Entre o cafezinho, o bolo e as frutas, a roda de conversa ganhou vida com a sua fala sobre a terra, e o seu acesso a ela. E quando a fala vem carregada de exemplos, tudo fica mais interessante. Foi exatamente isso que ele fez! Começou a mostrar as garrafas e os compartimentos onde guarda suas sementes. Cada grão, uma história. Cada semente, uma lembrança de tempos em que o campo ainda tinha rosto e nome.

“Esse milho aqui tem milhares de anos”, disse, com o cuidado de quem segura um recém-nascido. Fiquei em silêncio, tentando entender tudo o que cabia naquela fala simples. E percebi que ele não falava só de sementes, falava de futuro, resistência e pertencimento.
Lembrei das palavras de Ailton Krenak, quando fala da florestania, esse modo de viver em que o ser humano se sente parte da natureza, e não seu dono.
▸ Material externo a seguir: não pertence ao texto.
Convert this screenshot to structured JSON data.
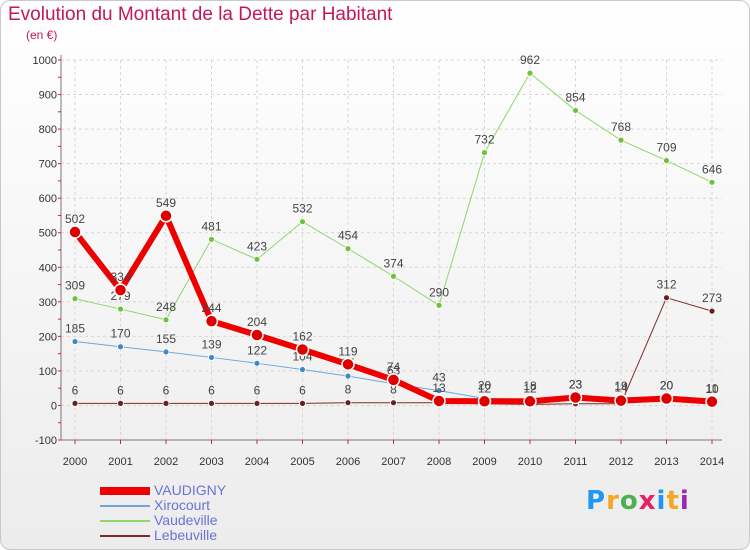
{
  "title": "Evolution du Montant de la Dette par Habitant",
  "subtitle": "(en €)",
  "logo": {
    "text": "Proxiti",
    "colors": [
      "#2196f3",
      "#f5a623",
      "#4caf50",
      "#e91e63",
      "#2196f3",
      "#f5a623",
      "#9c27b0"
    ]
  },
  "chart_data": {
    "type": "line",
    "x": [
      "2000",
      "2001",
      "2002",
      "2003",
      "2004",
      "2005",
      "2006",
      "2007",
      "2008",
      "2009",
      "2010",
      "2011",
      "2012",
      "2013",
      "2014"
    ],
    "ylim": [
      -100,
      1000
    ],
    "yticks": [
      -100,
      0,
      100,
      200,
      300,
      400,
      500,
      600,
      700,
      800,
      900,
      1000
    ],
    "grid": true,
    "legend_position": "bottom-left",
    "series": [
      {
        "name": "Vaudeville",
        "color": "#8fd66b",
        "marker": "#6fc03a",
        "width": 1,
        "values": [
          309,
          279,
          248,
          481,
          423,
          532,
          454,
          374,
          290,
          732,
          962,
          854,
          768,
          709,
          646
        ],
        "labels": [
          "309",
          "279",
          "248",
          "481",
          "423",
          "532",
          "454",
          "374",
          "290",
          "732",
          "962",
          "854",
          "768",
          "709",
          "646"
        ]
      },
      {
        "name": "Xirocourt",
        "color": "#6fa8d8",
        "marker": "#3f87c9",
        "width": 1,
        "values": [
          185,
          170,
          155,
          139,
          122,
          104,
          85,
          63,
          43,
          20,
          18,
          23,
          19,
          20,
          10
        ],
        "labels": [
          "185",
          "170",
          "155",
          "139",
          "122",
          "104",
          "85",
          "63",
          "43",
          "20",
          "18",
          "23",
          "19",
          "20",
          "10"
        ]
      },
      {
        "name": "Lebeuville",
        "color": "#7a2c2c",
        "marker": "#6b1f1f",
        "width": 1,
        "values": [
          6,
          6,
          6,
          6,
          6,
          6,
          8,
          8,
          8,
          5,
          3,
          5,
          5,
          312,
          273
        ],
        "labels": [
          "6",
          "6",
          "6",
          "6",
          "6",
          "6",
          "8",
          "8",
          "",
          "",
          "",
          "",
          "",
          "312",
          "273"
        ]
      },
      {
        "name": "VAUDIGNY",
        "color": "#ee0000",
        "marker": "#dd0000",
        "width": 6,
        "values": [
          502,
          334,
          549,
          244,
          204,
          162,
          119,
          74,
          13,
          12,
          12,
          23,
          14,
          20,
          11
        ],
        "labels": [
          "502",
          "334",
          "549",
          "244",
          "204",
          "162",
          "119",
          "74",
          "13",
          "12",
          "12",
          "23",
          "14",
          "20",
          "11"
        ]
      }
    ],
    "legend": [
      {
        "name": "VAUDIGNY",
        "color": "#ee0000",
        "width": 8,
        "text_color": "#6b73d6"
      },
      {
        "name": "Xirocourt",
        "color": "#6fa8d8",
        "width": 2,
        "text_color": "#6b73d6"
      },
      {
        "name": "Vaudeville",
        "color": "#8fd66b",
        "width": 2,
        "text_color": "#6b73d6"
      },
      {
        "name": "Lebeuville",
        "color": "#7a2c2c",
        "width": 2,
        "text_color": "#6b73d6"
      }
    ]
  }
}
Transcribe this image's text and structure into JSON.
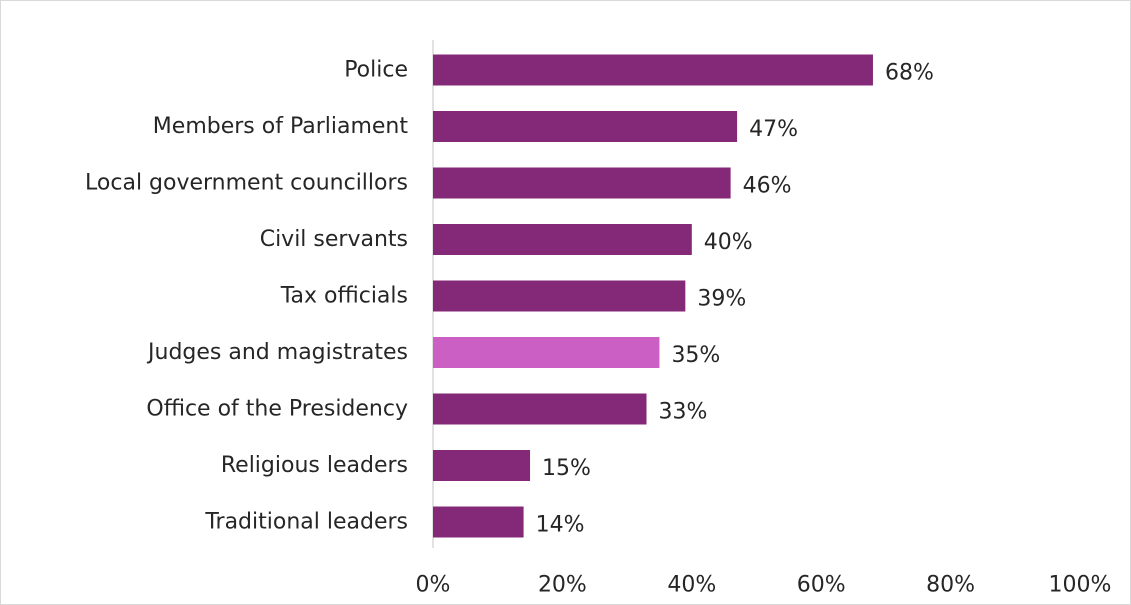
{
  "chart_data": {
    "type": "bar",
    "orientation": "horizontal",
    "categories": [
      "Police",
      "Members of Parliament",
      "Local government councillors",
      "Civil servants",
      "Tax officials",
      "Judges and magistrates",
      "Office of the Presidency",
      "Religious leaders",
      "Traditional leaders"
    ],
    "values": [
      68,
      47,
      46,
      40,
      39,
      35,
      33,
      15,
      14
    ],
    "value_labels": [
      "68%",
      "47%",
      "46%",
      "40%",
      "39%",
      "35%",
      "33%",
      "15%",
      "14%"
    ],
    "highlighted_category": "Judges and magistrates",
    "x_ticks": [
      0,
      20,
      40,
      60,
      80,
      100
    ],
    "x_tick_labels": [
      "0%",
      "20%",
      "40%",
      "60%",
      "80%",
      "100%"
    ],
    "xlim": [
      0,
      100
    ],
    "grid": false,
    "legend": "none",
    "colors": {
      "bar": "#842878",
      "highlight": "#cc5fc3",
      "axis": "#d9d9d9",
      "text": "#262626",
      "border": "#d9d9d9"
    }
  }
}
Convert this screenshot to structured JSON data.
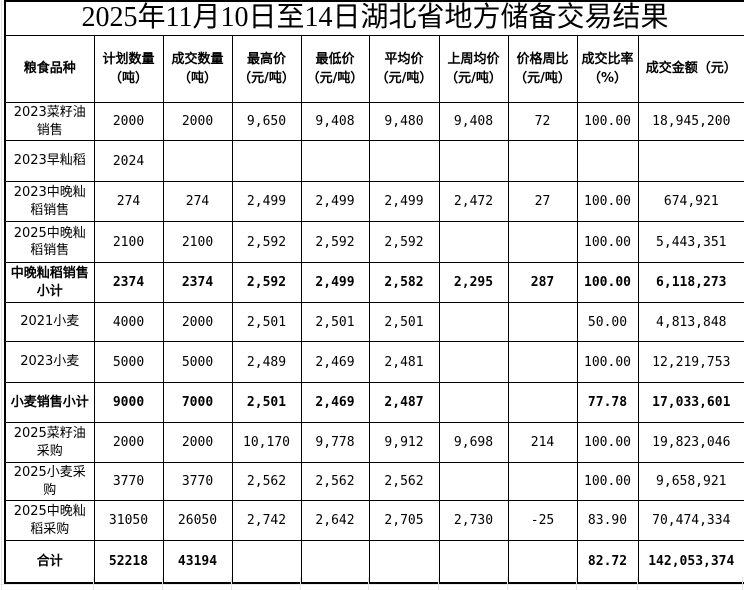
{
  "title": "2025年11月10日至14日湖北省地方储备交易结果",
  "table": {
    "columns": [
      "粮食品种",
      "计划数量\n（吨）",
      "成交数量\n（吨）",
      "最高价\n（元/吨）",
      "最低价\n（元/吨）",
      "平均价\n（元/吨）",
      "上周均价\n（元/吨）",
      "价格周比\n（元/吨）",
      "成交比率\n（%）",
      "成交金额（元）"
    ],
    "rows": [
      {
        "bold": false,
        "cells": [
          "2023菜籽油销售",
          "2000",
          "2000",
          "9,650",
          "9,408",
          "9,480",
          "9,408",
          "72",
          "100.00",
          "18,945,200"
        ]
      },
      {
        "bold": false,
        "cells": [
          "2023早籼稻",
          "2024",
          "",
          "",
          "",
          "",
          "",
          "",
          "",
          ""
        ]
      },
      {
        "bold": false,
        "cells": [
          "2023中晚籼稻销售",
          "274",
          "274",
          "2,499",
          "2,499",
          "2,499",
          "2,472",
          "27",
          "100.00",
          "674,921"
        ]
      },
      {
        "bold": false,
        "cells": [
          "2025中晚籼稻销售",
          "2100",
          "2100",
          "2,592",
          "2,592",
          "2,592",
          "",
          "",
          "100.00",
          "5,443,351"
        ]
      },
      {
        "bold": true,
        "cells": [
          "中晚籼稻销售小计",
          "2374",
          "2374",
          "2,592",
          "2,499",
          "2,582",
          "2,295",
          "287",
          "100.00",
          "6,118,273"
        ]
      },
      {
        "bold": false,
        "cells": [
          "2021小麦",
          "4000",
          "2000",
          "2,501",
          "2,501",
          "2,501",
          "",
          "",
          "50.00",
          "4,813,848"
        ]
      },
      {
        "bold": false,
        "cells": [
          "2023小麦",
          "5000",
          "5000",
          "2,489",
          "2,469",
          "2,481",
          "",
          "",
          "100.00",
          "12,219,753"
        ]
      },
      {
        "bold": true,
        "cells": [
          "小麦销售小计",
          "9000",
          "7000",
          "2,501",
          "2,469",
          "2,487",
          "",
          "",
          "77.78",
          "17,033,601"
        ]
      },
      {
        "bold": false,
        "cells": [
          "2025菜籽油采购",
          "2000",
          "2000",
          "10,170",
          "9,778",
          "9,912",
          "9,698",
          "214",
          "100.00",
          "19,823,046"
        ]
      },
      {
        "bold": false,
        "cells": [
          "2025小麦采购",
          "3770",
          "3770",
          "2,562",
          "2,562",
          "2,562",
          "",
          "",
          "100.00",
          "9,658,921"
        ]
      },
      {
        "bold": false,
        "cells": [
          "2025中晚籼稻采购",
          "31050",
          "26050",
          "2,742",
          "2,642",
          "2,705",
          "2,730",
          "-25",
          "83.90",
          "70,474,334"
        ]
      },
      {
        "bold": true,
        "cells": [
          "合计",
          "52218",
          "43194",
          "",
          "",
          "",
          "",
          "",
          "82.72",
          "142,053,374"
        ]
      }
    ]
  },
  "colors": {
    "table_border": "#000000",
    "text": "#000000",
    "background": "#ffffff",
    "faint_grid": "#e2e2e2"
  }
}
Aquele agricultor, sem nunca ter lido Krenak, já vivia a florestania no gesto de plantar, no respeito à chuva e na fé no tempo da terra.
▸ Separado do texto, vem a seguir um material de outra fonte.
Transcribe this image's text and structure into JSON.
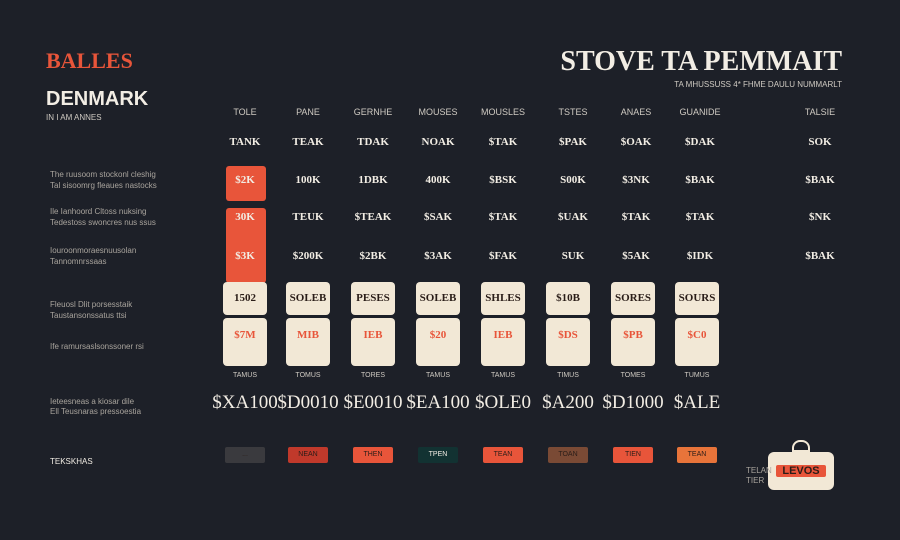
{
  "header": {
    "logo": "BALLES",
    "brand": "DENMARK",
    "tagline": "IN I AM ANNES",
    "title": "STOVE TA PEMMAIT",
    "subtitle": "TA MHUSSUSS 4* FHME DAULU NUMMARLT"
  },
  "table": {
    "columns": [
      "TOLE",
      "PANE",
      "GERNHE",
      "MOUSES",
      "MOUSLES",
      "TSTES",
      "ANAES",
      "GUANIDE",
      "TALSIE"
    ],
    "rows": [
      {
        "label": [],
        "cells": [
          "TANK",
          "TEAK",
          "TDAK",
          "NOAK",
          "$TAK",
          "$PAK",
          "$OAK",
          "$DAK",
          "SOK"
        ]
      },
      {
        "label": [
          "The ruusoom stockonl cleshig",
          "Tal sisoomrg fleaues nastocks"
        ],
        "cells": [
          "$2K",
          "100K",
          "1DBK",
          "400K",
          "$BSK",
          "S00K",
          "$3NK",
          "$BAK",
          "$BAK"
        ]
      },
      {
        "label": [
          "Ile Ianhoord Cltoss nuksing",
          "Tedestoss swoncres nus ssus"
        ],
        "cells": [
          "30K",
          "TEUK",
          "$TEAK",
          "$SAK",
          "$TAK",
          "$UAK",
          "$TAK",
          "$TAK",
          "$NK"
        ]
      },
      {
        "label": [
          "Iouroonmoraesnuusolan",
          "Tannomnrssaas"
        ],
        "cells": [
          "$3K",
          "$200K",
          "$2BK",
          "$3AK",
          "$FAK",
          "SUK",
          "$5AK",
          "$IDK",
          "$BAK"
        ]
      }
    ]
  },
  "cards": {
    "left_label": [
      "Fleuosl Dlit porsesstaik",
      "Taustansonssatus ttsi",
      "Ife ramursaslsonssoner rsi"
    ],
    "tops": [
      "1502",
      "SOLEB",
      "PESES",
      "SOLEB",
      "SHLES",
      "$10B",
      "SORES",
      "SOURS"
    ],
    "bottoms": [
      "$7M",
      "MIB",
      "IEB",
      "$20",
      "IEB",
      "$DS",
      "$PB",
      "$C0"
    ],
    "captions": [
      "TAMUS",
      "TOMUS",
      "TORES",
      "TAMUS",
      "TAMUS",
      "TIMUS",
      "TOMES",
      "TUMUS"
    ]
  },
  "prices": {
    "label": [
      "Ieteesneas a kiosar dile",
      "Ell Teusnaras pressoestia"
    ],
    "values": [
      "$XA100",
      "$D0010",
      "$E0010",
      "$EA100",
      "$OLE0",
      "$A200",
      "$D1000",
      "$ALE"
    ]
  },
  "buttons": [
    "...",
    "NEAN",
    "THEN",
    "TPEN",
    "TEAN",
    "TOAN",
    "TIEN",
    "TEAN"
  ],
  "footer": "TEKSKHAS",
  "badge": {
    "label": "LEVOS",
    "note": [
      "TELAN",
      "TIER"
    ]
  }
}
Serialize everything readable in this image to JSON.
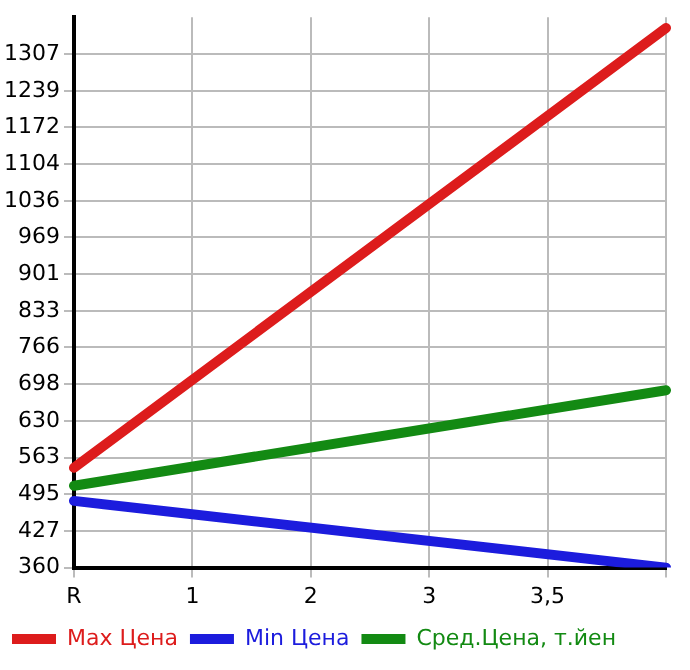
{
  "chart_data": {
    "type": "line",
    "categories": [
      "R",
      "1",
      "2",
      "3",
      "3,5",
      null
    ],
    "series": [
      {
        "name": "Max Цена",
        "color": "#dd1c1c",
        "values": [
          544,
          null,
          null,
          null,
          null,
          1355
        ]
      },
      {
        "name": "Min Цена",
        "color": "#1c1cdd",
        "values": [
          483,
          null,
          null,
          null,
          null,
          360
        ]
      },
      {
        "name": "Сред.Цена, т.йен",
        "color": "#138a13",
        "values": [
          511,
          null,
          null,
          null,
          null,
          687
        ]
      }
    ],
    "ylim": [
      360,
      1375
    ],
    "yticks": [
      360,
      427,
      495,
      563,
      630,
      698,
      766,
      833,
      901,
      969,
      1036,
      1104,
      1172,
      1239,
      1307
    ],
    "grid": true,
    "legend": "bottom",
    "marker": "none",
    "line_style": "solid"
  }
}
Lembrei também de Nego Bispo, que fala da contracolonização, o ato de reexistir/resistir à força do progresso que arranca as raízes e transforma tudo em mercadoria, ou quando fala no “envolvimento”, contrário à lógica do “des” “envolver”, o homem da natureza.
Aquele homem, com suas mãos calejadas, era a prova viva dessa reexistência/resistência. Enquanto o agronegócio (patronal) espalha monoculturas e silencia as vozes do campo, ele espalha diversidade e faz do silêncio da terra um canto de esperança.
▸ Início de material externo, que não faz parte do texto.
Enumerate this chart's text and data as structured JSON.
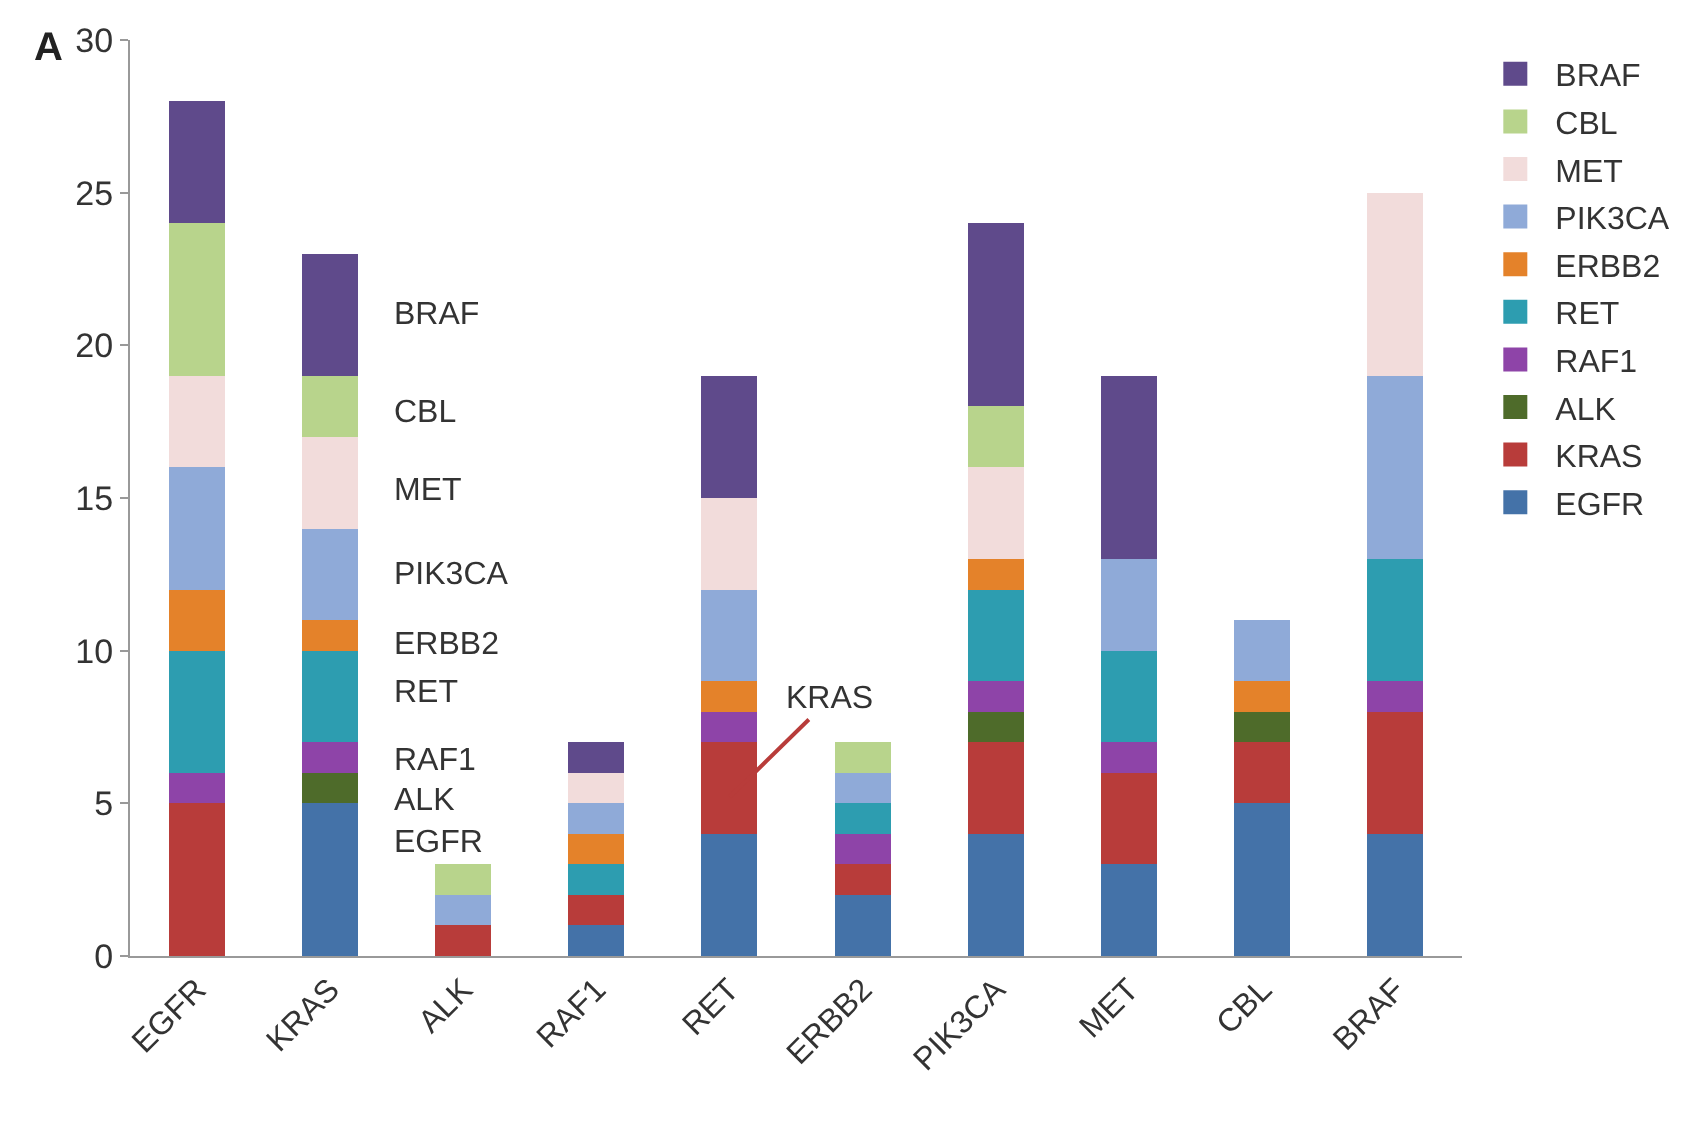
{
  "chart_data": {
    "type": "bar",
    "stacked": true,
    "categories": [
      "EGFR",
      "KRAS",
      "ALK",
      "RAF1",
      "RET",
      "ERBB2",
      "PIK3CA",
      "MET",
      "CBL",
      "BRAF"
    ],
    "series": [
      {
        "name": "EGFR",
        "color": "#4472a8",
        "values": [
          0,
          5,
          0,
          1,
          4,
          2,
          4,
          3,
          5,
          4
        ]
      },
      {
        "name": "KRAS",
        "color": "#b83c3a",
        "values": [
          5,
          0,
          1,
          1,
          3,
          1,
          3,
          3,
          2,
          4
        ]
      },
      {
        "name": "ALK",
        "color": "#4e6b2a",
        "values": [
          0,
          1,
          0,
          0,
          0,
          0,
          1,
          0,
          1,
          0
        ]
      },
      {
        "name": "RAF1",
        "color": "#8e44a8",
        "values": [
          1,
          1,
          0,
          0,
          1,
          1,
          1,
          1,
          0,
          1
        ]
      },
      {
        "name": "RET",
        "color": "#2d9db0",
        "values": [
          4,
          3,
          0,
          1,
          0,
          1,
          3,
          3,
          0,
          4
        ]
      },
      {
        "name": "ERBB2",
        "color": "#e4822a",
        "values": [
          2,
          1,
          0,
          1,
          1,
          0,
          1,
          0,
          1,
          0
        ]
      },
      {
        "name": "PIK3CA",
        "color": "#8faad8",
        "values": [
          4,
          3,
          1,
          1,
          3,
          1,
          0,
          3,
          2,
          6
        ]
      },
      {
        "name": "MET",
        "color": "#f2dcdb",
        "values": [
          3,
          3,
          0,
          1,
          3,
          0,
          3,
          0,
          0,
          6
        ]
      },
      {
        "name": "CBL",
        "color": "#b8d48c",
        "values": [
          5,
          2,
          1,
          0,
          0,
          1,
          2,
          0,
          0,
          0
        ]
      },
      {
        "name": "BRAF",
        "color": "#5f4a8b",
        "values": [
          4,
          4,
          0,
          1,
          4,
          0,
          6,
          6,
          0,
          0
        ]
      }
    ],
    "ylim": [
      0,
      30
    ],
    "yticks": [
      0,
      5,
      10,
      15,
      20,
      25,
      30
    ],
    "legend": "right",
    "annotations": [
      "A",
      "BRAF",
      "CBL",
      "MET",
      "PIK3CA",
      "ERBB2",
      "RET",
      "RAF1",
      "ALK",
      "EGFR",
      "KRAS"
    ]
  }
}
Enquanto conversávamos, ele apontou para o horizonte, lá onde a terra havia dado lugar a mais um plantio de cana, com aquele olhar de quem sabe que aquilo não vai alimentar ninguém!
Fiquei pensando em quantas vezes o progresso chegou assim: sem pedir licença, sem ouvir o chão, sem respeitar o tempo de quem mora nele, ou de quem precisa dele para “viver”.
No caminho de volta, enquanto eu observava os plantios de cana, por todos os municípios que passava, percebi que aquele guardião me ensinara mais do que qualquer livro, e por um instante me perguntei, com um certo ar de preocupação: Quem será que vai plantar “comida” para a posteridade?
Enquanto muitos correm atrás de produtividade e resultados, ele segue cuidando de sementes, e talvez seja isso que nos falta: menos metas e mais raízes. Porque no fim das contas, preservar uma semente é resistir à pressa do mundo. É dizer que o futuro ainda pode germinar, mesmo em solo rachado!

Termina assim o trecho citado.